Dalam diskursus teologi Islam, doa bukan sekadar permohonan hamba kepada Pencipta, melainkan sebuah manifestasi penghambaan yang paling murni atau yang sering disebut sebagai mukhkhul ibadah (inti ibadah). Secara ontologis, doa menghubungkan keterbatasan makhluk dengan kemahakuasaan Khalik. Namun, dalam kebijaksanaan-Nya, Allah SWT telah menetapkan dimensi ruang dan waktu tertentu yang memiliki nilai kekhususan (fadhilah) di mana pintu-pintu langit dibuka secara lebar. Para ulama mufassir dan muhaddits menekankan bahwa memahami waktu-waktu mustajab merupakan bagian dari adab syar'i yang akan memperbesar peluang diterimanya sebuah permohonan. Ketetapan waktu ini bukanlah sebuah pembatasan terhadap kemahakuasaan Allah, melainkan sebuah bentuk tarbiyah (pendidikan) bagi jiwa manusia agar senantiasa mencari kedekatan dengan-Nya pada saat-saat yang paling mulia.
Momentum pertama yang paling fundamental dalam literatur hadits adalah sepertiga malam terakhir. Pada waktu ini, terjadi sebuah peristiwa metafisika yang agung di mana rahmat dan ampunan Allah turun mendekat kepada para hamba yang terjaga dari tidurnya.
يَنْزِلُ رَبُّنَا تَبَارَكَ وَتَعَالَى كُلَّ لَيْلَةٍ إِلَى السَّمَاءِ الدُّنْيَا حِينَ يَبْقَى ثُلُثُ اللَّيْلِ الآخِرُ يَقُولُ مَنْ يَدْعُونِي فَأَسْتَجِيبَ لَهُ مَنْ يَسْأَلُنِي فَأُعْطِيَهُ مَنْ يَسْتَغْفِرُنِي فَأَغْفِرَ لَهُ
Terjemahan: Tuhan kita Tabaraka wa Ta’ala turun setiap malam ke langit dunia ketika tersisa sepertiga malam terakhir, lalu Dia berfirman: Barangsiapa yang berdoa kepada-Ku, niscaya Aku kabulkan. Barangsiapa yang meminta kepada-Ku, niscaya Aku beri. Barangsiapa yang memohon ampun kepada-Ku, niscaya Aku ampuni.
Syarah: Hadits yang diriwayatkan oleh Al-Bukhari dan Muslim ini merupakan landasan utama mengenai keutamaan waktu sahur. Para ulama Ahlus Sunnah wal Jama'ah memaknai nuzul (turunnya Allah) sebagai bentuk turunnya rahmat, anugerah, dan perhatian khusus-Nya tanpa menyerupakan-Nya dengan makhluk (tasybih). Pada saat manusia tenggelam dalam kelelahan dan kenyamanan tidur, seorang mukmin yang bangun untuk bersujud menunjukkan ketulusan yang luar biasa. Ketulusan inilah yang menjadi kunci pembuka ijabah. Di sini, Allah menawarkan tiga hal utama: pengabulan doa secara umum, pemberian atas permintaan yang spesifik, dan pengampunan dosa.

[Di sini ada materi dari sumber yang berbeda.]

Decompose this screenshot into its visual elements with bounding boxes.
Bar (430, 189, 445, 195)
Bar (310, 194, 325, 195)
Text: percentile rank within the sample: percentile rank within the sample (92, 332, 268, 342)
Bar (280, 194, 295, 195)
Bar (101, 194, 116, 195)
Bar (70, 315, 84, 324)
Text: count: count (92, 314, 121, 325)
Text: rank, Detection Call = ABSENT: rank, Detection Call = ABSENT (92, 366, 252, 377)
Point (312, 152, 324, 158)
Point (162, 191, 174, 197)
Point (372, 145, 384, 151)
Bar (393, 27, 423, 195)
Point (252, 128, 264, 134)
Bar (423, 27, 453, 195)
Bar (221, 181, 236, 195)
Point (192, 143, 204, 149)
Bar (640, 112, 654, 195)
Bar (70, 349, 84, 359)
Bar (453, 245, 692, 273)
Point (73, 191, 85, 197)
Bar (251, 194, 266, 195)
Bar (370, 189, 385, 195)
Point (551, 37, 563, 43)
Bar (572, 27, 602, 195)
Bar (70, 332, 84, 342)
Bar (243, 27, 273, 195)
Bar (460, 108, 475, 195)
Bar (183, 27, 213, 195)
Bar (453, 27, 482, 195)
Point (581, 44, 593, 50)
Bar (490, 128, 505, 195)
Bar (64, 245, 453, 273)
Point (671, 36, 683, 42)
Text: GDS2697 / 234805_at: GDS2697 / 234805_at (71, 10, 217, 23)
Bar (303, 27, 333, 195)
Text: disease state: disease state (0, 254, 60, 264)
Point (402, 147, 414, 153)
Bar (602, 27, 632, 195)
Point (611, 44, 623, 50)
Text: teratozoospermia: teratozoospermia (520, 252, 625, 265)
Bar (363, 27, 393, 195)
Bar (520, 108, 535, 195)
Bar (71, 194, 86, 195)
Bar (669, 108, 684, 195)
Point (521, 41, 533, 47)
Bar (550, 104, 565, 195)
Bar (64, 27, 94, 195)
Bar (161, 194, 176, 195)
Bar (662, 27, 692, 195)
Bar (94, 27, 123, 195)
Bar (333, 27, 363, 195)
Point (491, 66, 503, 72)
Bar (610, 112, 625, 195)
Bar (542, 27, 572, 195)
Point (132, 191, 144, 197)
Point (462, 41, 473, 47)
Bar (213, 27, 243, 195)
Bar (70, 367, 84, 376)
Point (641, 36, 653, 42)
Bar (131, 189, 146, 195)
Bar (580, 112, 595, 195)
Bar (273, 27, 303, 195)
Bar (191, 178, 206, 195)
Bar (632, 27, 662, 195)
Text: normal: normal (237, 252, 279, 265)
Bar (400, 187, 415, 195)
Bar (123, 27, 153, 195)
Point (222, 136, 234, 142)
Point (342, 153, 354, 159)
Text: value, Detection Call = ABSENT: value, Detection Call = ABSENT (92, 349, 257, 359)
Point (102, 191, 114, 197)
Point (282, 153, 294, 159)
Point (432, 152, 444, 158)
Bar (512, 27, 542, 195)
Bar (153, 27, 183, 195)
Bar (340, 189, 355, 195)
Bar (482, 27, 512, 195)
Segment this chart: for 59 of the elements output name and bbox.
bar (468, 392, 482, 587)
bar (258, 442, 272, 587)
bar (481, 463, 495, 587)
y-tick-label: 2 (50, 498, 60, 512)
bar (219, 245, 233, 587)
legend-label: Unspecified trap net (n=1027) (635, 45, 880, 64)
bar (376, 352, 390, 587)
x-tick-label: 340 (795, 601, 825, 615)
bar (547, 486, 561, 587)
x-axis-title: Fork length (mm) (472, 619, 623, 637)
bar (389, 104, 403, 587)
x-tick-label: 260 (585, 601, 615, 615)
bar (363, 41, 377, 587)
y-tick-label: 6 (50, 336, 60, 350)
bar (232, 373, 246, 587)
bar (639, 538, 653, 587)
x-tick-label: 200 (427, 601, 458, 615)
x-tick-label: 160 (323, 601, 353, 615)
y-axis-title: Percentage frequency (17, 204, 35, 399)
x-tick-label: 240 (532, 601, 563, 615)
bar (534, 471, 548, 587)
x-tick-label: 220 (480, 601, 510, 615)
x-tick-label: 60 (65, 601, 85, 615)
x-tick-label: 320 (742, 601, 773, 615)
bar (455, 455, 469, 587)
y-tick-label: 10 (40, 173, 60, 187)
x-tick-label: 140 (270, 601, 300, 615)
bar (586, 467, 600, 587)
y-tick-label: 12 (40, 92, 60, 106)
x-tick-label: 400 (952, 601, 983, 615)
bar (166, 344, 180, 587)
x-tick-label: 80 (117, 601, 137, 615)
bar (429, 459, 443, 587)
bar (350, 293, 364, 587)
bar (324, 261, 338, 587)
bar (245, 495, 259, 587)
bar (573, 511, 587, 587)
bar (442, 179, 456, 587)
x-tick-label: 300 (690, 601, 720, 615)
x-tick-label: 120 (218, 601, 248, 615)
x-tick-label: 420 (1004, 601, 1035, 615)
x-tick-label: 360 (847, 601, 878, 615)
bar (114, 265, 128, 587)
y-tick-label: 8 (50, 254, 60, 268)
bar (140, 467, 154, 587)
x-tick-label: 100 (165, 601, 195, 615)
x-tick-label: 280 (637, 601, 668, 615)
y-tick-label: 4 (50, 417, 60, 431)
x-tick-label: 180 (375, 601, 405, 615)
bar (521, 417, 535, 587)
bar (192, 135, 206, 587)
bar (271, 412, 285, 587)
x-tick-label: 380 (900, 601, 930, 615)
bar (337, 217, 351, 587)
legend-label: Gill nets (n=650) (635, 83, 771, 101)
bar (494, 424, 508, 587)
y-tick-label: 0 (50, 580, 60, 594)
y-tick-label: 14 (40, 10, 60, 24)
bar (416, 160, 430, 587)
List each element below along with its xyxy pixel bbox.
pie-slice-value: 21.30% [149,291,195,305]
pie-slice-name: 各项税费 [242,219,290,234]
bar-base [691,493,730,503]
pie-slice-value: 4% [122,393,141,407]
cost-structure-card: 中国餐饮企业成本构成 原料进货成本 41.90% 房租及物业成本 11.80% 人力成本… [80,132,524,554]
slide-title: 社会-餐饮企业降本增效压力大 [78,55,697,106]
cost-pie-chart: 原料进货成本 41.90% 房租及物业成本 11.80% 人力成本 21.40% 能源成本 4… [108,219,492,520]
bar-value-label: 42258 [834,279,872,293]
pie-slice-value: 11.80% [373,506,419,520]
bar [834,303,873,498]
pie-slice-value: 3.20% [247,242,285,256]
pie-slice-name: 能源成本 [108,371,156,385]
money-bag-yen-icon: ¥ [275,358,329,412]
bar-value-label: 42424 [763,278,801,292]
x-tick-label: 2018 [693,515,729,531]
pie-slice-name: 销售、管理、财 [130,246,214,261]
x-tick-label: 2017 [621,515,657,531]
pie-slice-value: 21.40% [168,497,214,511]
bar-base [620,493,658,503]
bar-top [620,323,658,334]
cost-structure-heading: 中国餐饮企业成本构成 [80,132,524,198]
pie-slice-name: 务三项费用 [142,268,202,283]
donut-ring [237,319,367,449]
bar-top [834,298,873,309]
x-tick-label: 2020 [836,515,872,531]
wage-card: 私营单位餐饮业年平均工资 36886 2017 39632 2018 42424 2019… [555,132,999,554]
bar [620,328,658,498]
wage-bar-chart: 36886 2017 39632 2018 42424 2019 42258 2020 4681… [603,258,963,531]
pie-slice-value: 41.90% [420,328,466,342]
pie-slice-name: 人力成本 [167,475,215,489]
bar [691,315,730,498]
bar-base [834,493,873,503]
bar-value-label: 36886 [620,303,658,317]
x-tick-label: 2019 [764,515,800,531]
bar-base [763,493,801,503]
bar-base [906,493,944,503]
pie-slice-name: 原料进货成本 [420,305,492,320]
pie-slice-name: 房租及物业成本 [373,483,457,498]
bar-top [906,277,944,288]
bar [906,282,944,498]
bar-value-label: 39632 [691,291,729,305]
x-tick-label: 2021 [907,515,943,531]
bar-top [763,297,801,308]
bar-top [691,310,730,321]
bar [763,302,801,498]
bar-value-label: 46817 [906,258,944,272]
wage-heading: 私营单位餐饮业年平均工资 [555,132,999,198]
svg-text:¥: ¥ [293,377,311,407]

Selanjutnya, terdapat celah waktu yang sering terabaikan oleh banyak orang, padahal nilai kemuliaannya sangat tinggi di sisi Allah, yaitu waktu di antara dikumandangkannya adzan dan iqamah. Ini adalah masa transisi di mana seorang hamba sedang bersiap menghadap Sang Pencipta dalam shalat.
الدُّعَاءُ لَا يُرَدُّ بَيْنَ الأَذَانِ وَالإِقَامَةِ فَادْعُوا
Terjemahan: Doa itu tidak akan ditolak di antara adzan dan iqamah, maka berdoalah kalian pada waktu tersebut.
Syarah: Hadits ini diriwayatkan oleh Imam At-Tirmidzi dan Abu Daud dengan sanad yang shahih. Secara fiqih dan adab, waktu antara adzan dan iqamah adalah waktu penantian (intizhar ash-shalah). Dalam pandangan para ahli hakikat, seseorang yang menunggu waktu shalat dianggap seolah-olah ia sedang berada dalam shalat itu sendiri. Oleh karena itu, kondisi spiritual seseorang pada saat itu berada pada titik puncak kekhusyukan dan kesiapan batin. Larangan menolak doa pada waktu ini merupakan jaminan dari Rasulullah SAW bahwa permohonan yang dipanjatkan dengan keyakinan penuh tidak akan kembali dengan tangan hampa. Ulama menyarankan agar seorang muslim tidak menyia-nyiakan waktu ini dengan percakapan duniawi, melainkan memfokuskannya untuk berdzikir dan meminta hajat-hajat besar.